To start with, I looked for an agent willing to take things forward, since I feel having an agent on board lends credibility. I did find someone who was sympathetic. ‘It is a good story with plenty of event and with a sympathetic character at its heart and it’s quite likely a publisher will be interested, but I’m not convinced it’s a ‘big’ enough pitch,’ he said. I pressed him to have a go anyway, and, to his credit, he did, pitching it at some of the big publishers. Everyone seemed to like what they read in the proposal and we got lots of complimentary feedback. However, no one was willing to take the book on. This is a flavour of what the publishers said:

‘What an extraordinary story she has.’

‘She’s a truly inspirational woman with a heart-wrenching story.’

‘I was very torn on it. I thought it was a wonderful proposal – really characterful, with a strong and engaging voice …’

‘This one just sounds too small for the list as I’m only really buying celebs at the mo.’

‘I don’t feel there’s quite enough here to get her into the bestseller charts.’

What it came down to, in essence, was that, while it was a compelling story, no one felt they could get it into the bestseller lists. Not the way the market stood then. As a ghostwriter, I know that not everything will find a publisher and that not every proposal I write will result in a commission. In this case, though, the story of X got under my skin and became something I didn’t want to give up on.

X and I have talked about self-publishing and I’m aware of how brilliantly that has worked for some writers. I’m inspired by the experiences of those like Mel Sherratt, Mark Edwards and Louise Voss, who have shown it’s possible to do it yourself, self-publish novels, and succeed in the most impressive, best-selling style. What’s holding me back is that I’m not convinced self-publishing is a good idea when it comes to non-fiction. I’d be interested to hear the views of anyone who has tried it and succeeded. Personally, I find the editing process that comes with having a publisher invaluable. In my experience, a fresh pair of eyes reading the first draft makes a huge difference. With a great editor on board a good book can become a really good book. Then there’s the copy editing process. However careful you may be, an experienced copy editor will improve on things or at least raise questions that may not have occurred while you’re immersed in telling the story. There are also legal implications to consider, with a work of non-fiction in particular. That legal read – which can be annoying at times! – is another vital step on the road towards publication. Of course, all these different elements can be brought into the self-publishing mix, but the costs soon add up and, when there’s no publisher’s advance, the money has to be found up front. That may work for some but not others.

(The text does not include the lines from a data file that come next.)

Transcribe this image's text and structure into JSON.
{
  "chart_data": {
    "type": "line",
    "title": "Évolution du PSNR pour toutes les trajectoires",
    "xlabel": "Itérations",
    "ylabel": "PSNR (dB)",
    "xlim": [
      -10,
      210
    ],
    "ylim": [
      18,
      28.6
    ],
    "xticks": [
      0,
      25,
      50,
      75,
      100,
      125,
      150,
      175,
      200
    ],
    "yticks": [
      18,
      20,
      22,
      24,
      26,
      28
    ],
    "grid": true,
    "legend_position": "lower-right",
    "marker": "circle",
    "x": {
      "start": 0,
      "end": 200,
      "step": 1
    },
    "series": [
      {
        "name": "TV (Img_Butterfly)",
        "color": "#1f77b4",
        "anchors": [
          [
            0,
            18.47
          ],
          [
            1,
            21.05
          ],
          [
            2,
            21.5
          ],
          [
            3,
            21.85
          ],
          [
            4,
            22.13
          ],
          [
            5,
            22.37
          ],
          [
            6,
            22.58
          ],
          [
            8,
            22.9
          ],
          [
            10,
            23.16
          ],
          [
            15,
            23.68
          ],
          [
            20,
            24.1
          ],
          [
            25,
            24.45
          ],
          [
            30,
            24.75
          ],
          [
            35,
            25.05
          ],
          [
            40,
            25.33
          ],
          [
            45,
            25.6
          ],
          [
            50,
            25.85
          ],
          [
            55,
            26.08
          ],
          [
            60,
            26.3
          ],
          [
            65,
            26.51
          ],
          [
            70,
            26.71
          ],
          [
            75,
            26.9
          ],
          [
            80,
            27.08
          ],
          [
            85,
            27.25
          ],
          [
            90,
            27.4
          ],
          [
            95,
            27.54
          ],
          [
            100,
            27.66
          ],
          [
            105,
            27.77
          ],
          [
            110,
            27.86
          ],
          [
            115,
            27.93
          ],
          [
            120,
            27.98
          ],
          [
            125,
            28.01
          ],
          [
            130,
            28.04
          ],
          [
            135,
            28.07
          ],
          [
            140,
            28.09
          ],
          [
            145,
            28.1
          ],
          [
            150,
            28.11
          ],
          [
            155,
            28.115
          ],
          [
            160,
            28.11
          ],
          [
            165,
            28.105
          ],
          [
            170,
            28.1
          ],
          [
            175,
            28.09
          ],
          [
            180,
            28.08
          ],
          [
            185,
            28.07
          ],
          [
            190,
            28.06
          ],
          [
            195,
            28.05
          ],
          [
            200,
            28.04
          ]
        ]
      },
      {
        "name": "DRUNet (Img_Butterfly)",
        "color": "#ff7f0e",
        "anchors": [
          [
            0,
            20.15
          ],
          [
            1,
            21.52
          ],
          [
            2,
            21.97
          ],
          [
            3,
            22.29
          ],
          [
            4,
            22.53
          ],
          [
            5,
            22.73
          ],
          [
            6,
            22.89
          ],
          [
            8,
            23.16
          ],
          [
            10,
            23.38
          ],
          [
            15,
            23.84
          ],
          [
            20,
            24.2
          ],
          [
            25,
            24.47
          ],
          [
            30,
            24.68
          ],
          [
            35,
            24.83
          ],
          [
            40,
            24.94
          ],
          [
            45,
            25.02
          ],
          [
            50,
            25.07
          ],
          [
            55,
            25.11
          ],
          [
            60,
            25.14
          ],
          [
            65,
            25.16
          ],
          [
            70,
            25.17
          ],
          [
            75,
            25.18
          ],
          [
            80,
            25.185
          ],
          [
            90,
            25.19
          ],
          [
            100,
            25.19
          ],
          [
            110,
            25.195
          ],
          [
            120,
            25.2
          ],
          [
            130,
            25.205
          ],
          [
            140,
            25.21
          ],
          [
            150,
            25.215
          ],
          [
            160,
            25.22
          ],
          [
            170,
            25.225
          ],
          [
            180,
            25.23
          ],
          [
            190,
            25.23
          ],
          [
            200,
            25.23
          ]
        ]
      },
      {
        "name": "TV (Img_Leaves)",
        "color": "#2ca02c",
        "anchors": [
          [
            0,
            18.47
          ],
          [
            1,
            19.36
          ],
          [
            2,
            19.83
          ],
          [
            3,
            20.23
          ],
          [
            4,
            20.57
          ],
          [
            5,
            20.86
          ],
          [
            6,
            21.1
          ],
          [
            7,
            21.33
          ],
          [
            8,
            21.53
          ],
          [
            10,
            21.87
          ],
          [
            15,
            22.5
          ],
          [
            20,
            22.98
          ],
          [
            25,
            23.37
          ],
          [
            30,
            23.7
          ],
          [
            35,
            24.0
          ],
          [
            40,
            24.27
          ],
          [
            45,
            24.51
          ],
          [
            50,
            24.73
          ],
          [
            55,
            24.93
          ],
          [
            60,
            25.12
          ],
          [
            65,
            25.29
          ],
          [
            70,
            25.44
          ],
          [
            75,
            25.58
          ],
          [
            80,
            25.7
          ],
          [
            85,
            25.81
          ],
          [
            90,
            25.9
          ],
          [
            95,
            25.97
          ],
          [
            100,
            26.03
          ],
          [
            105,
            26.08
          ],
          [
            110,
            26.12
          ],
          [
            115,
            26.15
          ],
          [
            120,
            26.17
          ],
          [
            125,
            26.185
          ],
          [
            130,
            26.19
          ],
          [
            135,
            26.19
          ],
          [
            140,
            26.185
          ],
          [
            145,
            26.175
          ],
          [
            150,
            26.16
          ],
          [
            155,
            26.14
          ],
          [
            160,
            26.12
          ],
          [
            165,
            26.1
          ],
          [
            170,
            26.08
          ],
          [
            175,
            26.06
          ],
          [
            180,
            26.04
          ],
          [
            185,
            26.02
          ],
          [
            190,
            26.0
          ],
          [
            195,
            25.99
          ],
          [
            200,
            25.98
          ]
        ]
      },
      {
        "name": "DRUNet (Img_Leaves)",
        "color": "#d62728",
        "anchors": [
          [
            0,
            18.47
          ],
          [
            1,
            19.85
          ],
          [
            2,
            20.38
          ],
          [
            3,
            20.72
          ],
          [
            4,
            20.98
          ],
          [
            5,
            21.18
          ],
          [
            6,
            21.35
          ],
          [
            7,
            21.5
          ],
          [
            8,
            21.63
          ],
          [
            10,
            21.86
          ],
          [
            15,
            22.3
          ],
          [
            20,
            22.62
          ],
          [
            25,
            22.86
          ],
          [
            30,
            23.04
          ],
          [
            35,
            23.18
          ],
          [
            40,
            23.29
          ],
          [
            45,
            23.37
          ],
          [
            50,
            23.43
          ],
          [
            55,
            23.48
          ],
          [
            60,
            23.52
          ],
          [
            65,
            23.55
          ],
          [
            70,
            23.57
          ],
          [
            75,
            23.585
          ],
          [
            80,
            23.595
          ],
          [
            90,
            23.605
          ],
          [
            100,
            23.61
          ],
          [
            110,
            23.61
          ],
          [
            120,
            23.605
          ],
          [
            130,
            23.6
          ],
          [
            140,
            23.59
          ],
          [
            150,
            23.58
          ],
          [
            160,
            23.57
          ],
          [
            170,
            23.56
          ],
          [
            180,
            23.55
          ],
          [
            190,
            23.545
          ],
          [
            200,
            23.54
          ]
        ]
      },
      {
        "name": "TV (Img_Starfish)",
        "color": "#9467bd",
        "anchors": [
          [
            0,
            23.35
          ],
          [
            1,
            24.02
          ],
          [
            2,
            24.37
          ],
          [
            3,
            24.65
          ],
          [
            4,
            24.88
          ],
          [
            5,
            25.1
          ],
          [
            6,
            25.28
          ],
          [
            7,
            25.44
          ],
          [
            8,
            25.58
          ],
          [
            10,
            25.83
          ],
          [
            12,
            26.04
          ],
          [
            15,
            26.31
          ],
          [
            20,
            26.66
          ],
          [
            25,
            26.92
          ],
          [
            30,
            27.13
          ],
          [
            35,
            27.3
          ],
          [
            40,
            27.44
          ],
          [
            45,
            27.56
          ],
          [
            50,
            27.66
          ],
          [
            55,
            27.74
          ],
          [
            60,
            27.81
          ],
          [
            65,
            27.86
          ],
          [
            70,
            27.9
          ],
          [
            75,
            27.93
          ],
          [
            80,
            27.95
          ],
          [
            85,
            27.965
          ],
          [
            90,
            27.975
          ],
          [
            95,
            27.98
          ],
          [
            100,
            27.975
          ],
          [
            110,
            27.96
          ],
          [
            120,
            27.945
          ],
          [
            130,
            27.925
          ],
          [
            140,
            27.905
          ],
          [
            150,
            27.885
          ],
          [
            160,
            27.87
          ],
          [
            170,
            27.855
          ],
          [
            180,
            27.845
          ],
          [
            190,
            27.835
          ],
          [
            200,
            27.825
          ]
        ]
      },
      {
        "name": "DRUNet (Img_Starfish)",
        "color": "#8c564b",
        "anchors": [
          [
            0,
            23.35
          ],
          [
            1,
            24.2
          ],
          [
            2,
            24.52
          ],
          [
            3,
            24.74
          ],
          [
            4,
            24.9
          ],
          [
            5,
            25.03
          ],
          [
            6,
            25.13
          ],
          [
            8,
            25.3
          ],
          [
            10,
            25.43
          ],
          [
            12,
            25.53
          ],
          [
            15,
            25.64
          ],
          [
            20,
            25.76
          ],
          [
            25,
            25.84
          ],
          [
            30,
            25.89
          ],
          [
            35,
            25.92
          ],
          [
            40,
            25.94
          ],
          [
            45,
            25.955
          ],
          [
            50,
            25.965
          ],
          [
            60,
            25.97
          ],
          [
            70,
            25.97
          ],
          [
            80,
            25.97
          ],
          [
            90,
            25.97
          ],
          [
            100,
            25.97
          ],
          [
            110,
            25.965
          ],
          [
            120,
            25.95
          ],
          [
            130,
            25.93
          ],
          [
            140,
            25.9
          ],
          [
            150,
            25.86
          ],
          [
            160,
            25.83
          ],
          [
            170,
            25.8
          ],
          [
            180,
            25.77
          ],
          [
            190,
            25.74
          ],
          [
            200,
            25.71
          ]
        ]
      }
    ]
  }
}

My instinct with the story of X is to keep going and do my utmost to find a publisher – the right publisher for this story. In this case, I feel a ‘proper’ publisher is in the best interests of the book, and the subject, for lots of reasons, not least making the book the best it can be. I do believe that if you have faith in something it’s worth exploring every possible option you can. I also feel that everything goes in waves, publishers change their minds about the kind of books they want to buy, readers’ tastes change, and therefore timing is often significant.

I’m encouraged by the experience of Jeff Pearce, author of A Pocketful of Holes and Dreams, who wrote his autobiography and then spent three years sending it out to agents and publishers. He got fifty-one rejections.

‘I didn’t give up, I even printed a small run of my first draft for friends and family, and received such encouraging feedback that I persevered with my work,’ he writes in the epilogue. ‘Almost four years after I started, I received a call from an agent out of the blue, telling me he had found a publisher who was interested in my story.’

His book was published by Penguin in 2011 and was a bestseller.

On that note, I’d say it’s worth persevering. How about you?